# Fitting distribution to histogram with low number of counts

Tags:
1. Feb 24, 2015

### deccard

I have one dimensional binned data that has a peak to which I need to fit a distribution, such as Gaussian or Lorentzian, that is described with four parameters, height, width, centroid position and the background. The problem is that the counts per bin are low and the peak is only 5-6 bins wide in a quite large amount of background. The bins belonging to the background have usually zero or one counts, and the bin containing the largest amount of counts has about 15 counts.
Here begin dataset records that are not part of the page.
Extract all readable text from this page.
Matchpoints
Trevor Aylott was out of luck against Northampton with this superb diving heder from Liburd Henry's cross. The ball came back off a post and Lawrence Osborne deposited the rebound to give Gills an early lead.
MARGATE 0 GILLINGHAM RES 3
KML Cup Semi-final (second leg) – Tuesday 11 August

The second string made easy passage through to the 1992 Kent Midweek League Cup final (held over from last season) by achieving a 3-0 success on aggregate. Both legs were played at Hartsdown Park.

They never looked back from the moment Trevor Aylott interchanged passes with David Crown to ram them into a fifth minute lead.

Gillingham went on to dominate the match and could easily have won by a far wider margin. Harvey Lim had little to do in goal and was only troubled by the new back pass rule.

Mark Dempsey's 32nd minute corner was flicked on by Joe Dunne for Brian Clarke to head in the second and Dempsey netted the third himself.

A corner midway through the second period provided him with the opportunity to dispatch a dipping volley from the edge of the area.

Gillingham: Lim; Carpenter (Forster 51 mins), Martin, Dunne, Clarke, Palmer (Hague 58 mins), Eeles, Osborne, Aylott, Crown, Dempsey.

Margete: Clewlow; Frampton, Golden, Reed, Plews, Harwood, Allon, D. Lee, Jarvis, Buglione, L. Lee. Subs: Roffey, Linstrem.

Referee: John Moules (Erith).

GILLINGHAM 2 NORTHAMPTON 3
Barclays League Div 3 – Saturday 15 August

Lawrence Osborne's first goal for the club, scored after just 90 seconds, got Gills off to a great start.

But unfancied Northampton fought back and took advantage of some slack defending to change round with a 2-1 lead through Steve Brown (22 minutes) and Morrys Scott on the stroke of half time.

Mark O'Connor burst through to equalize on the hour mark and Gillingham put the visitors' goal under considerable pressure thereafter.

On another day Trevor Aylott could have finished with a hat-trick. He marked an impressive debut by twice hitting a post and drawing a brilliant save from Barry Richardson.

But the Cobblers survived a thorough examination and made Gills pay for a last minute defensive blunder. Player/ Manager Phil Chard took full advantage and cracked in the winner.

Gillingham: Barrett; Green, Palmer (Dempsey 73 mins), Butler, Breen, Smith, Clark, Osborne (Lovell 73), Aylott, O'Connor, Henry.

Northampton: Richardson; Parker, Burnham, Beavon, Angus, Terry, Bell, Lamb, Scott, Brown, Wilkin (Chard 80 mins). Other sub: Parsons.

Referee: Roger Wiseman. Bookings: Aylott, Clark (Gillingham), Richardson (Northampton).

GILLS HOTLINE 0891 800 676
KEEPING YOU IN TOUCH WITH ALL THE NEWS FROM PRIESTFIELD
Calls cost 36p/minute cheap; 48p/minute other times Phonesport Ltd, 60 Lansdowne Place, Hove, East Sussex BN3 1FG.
Counts in each bin are Poisson distributed as the counts are random and independent. The background has the same average rate through out the data.

The real world example could be a spot of normally spread long lived radioactive material on ground that is measure by moving a scintillator detector through the spot one meter at a time keeping the measurement time the same in each measurement.

My first idea was to fit the data using non-linear least square method but This, I guess, will fail because of the low number of counts per bin thus the values are not normally distributed but Poisson distributed? Especially a weighted least square method would not work.

Could I use maximum likelihood estimation method to fit a distribution? I would need to get, let's say, 95% or 68% confidence intervals for the fit parameter in addition to the parameter themselves especially for the background.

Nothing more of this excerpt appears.